HEART FAILURE TEST CONCERNS BY LOCAL MEP
Concerns over failure by some health authorities to provide a simple heart failure test which could save the NHS £3.8 million have been raised by local MEP Louise Bours.
Early diagnosis of heart failure greatly improves outcomes for patients and saves the health service money with reduced hospital referrals, admissions and procedures.
In the wake of a report by the All Parliamentary Group on Heart Disease, which has highlighted the problem, Ms Bours is writing to all the Clinical Commissioning Groups and hospital trusts in the North West.

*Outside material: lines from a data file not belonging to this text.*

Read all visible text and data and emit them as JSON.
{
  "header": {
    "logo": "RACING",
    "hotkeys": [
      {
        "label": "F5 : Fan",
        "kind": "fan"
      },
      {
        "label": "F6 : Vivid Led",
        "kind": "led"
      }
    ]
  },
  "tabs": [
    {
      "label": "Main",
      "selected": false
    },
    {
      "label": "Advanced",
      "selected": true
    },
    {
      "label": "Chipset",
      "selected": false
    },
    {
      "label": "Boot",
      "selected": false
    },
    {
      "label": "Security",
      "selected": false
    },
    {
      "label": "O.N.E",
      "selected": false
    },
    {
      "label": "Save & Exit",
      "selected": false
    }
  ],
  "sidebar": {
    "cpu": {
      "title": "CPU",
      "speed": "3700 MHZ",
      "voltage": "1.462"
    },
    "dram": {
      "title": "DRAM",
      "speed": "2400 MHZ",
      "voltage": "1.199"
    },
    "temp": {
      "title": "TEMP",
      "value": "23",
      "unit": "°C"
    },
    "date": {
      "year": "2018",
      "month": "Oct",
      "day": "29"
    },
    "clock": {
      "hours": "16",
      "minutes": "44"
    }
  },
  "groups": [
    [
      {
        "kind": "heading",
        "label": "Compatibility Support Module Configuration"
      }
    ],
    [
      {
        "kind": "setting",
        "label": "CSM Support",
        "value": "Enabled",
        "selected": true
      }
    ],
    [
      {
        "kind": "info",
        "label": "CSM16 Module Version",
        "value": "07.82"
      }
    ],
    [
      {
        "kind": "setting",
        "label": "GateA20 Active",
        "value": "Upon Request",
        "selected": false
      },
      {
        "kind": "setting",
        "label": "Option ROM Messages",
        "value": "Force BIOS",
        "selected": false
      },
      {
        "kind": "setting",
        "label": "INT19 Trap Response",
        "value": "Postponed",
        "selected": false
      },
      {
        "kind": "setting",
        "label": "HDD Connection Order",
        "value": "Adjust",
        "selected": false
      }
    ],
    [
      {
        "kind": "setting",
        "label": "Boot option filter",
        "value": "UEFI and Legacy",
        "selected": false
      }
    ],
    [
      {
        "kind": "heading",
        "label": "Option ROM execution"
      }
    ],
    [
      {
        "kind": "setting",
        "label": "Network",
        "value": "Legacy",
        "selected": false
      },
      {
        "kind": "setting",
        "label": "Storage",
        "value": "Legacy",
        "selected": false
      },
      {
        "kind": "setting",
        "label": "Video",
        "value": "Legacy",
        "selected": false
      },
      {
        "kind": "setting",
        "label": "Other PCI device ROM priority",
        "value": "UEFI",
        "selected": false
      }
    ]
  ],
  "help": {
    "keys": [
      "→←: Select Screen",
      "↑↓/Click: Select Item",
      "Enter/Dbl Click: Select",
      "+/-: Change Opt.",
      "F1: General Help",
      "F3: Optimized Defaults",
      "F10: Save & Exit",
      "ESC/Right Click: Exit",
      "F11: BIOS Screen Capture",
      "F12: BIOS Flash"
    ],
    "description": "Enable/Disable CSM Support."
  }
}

“I want to know if they provide this test, which measures natriuretic peptide, and if they do not I want to know why not and if the situation is to be reviewed and the test introduced,” said Ms Bours, MEP for the North West..
“Heart failure is an extremely debilitating condition which affects at least 400,000 people in England and while many receive excellent care, a third of GPs and hospital trusts do not have access to the testing.
“As well as the unnecessary suffering for patients and their potentially reduced life expectancy, the saving to the NHS resulting from early diagnosis, as estimated by the National institute for Health and Clinical Excellence (NICE) is tremendous.
“We are all painfully aware how the NHS is buckling under financial restraints. Here there appears to be a fantastic opportunity for long term savings for a relatively small outlay and GPs and individual health trusts must all look at the wider picture,” she said.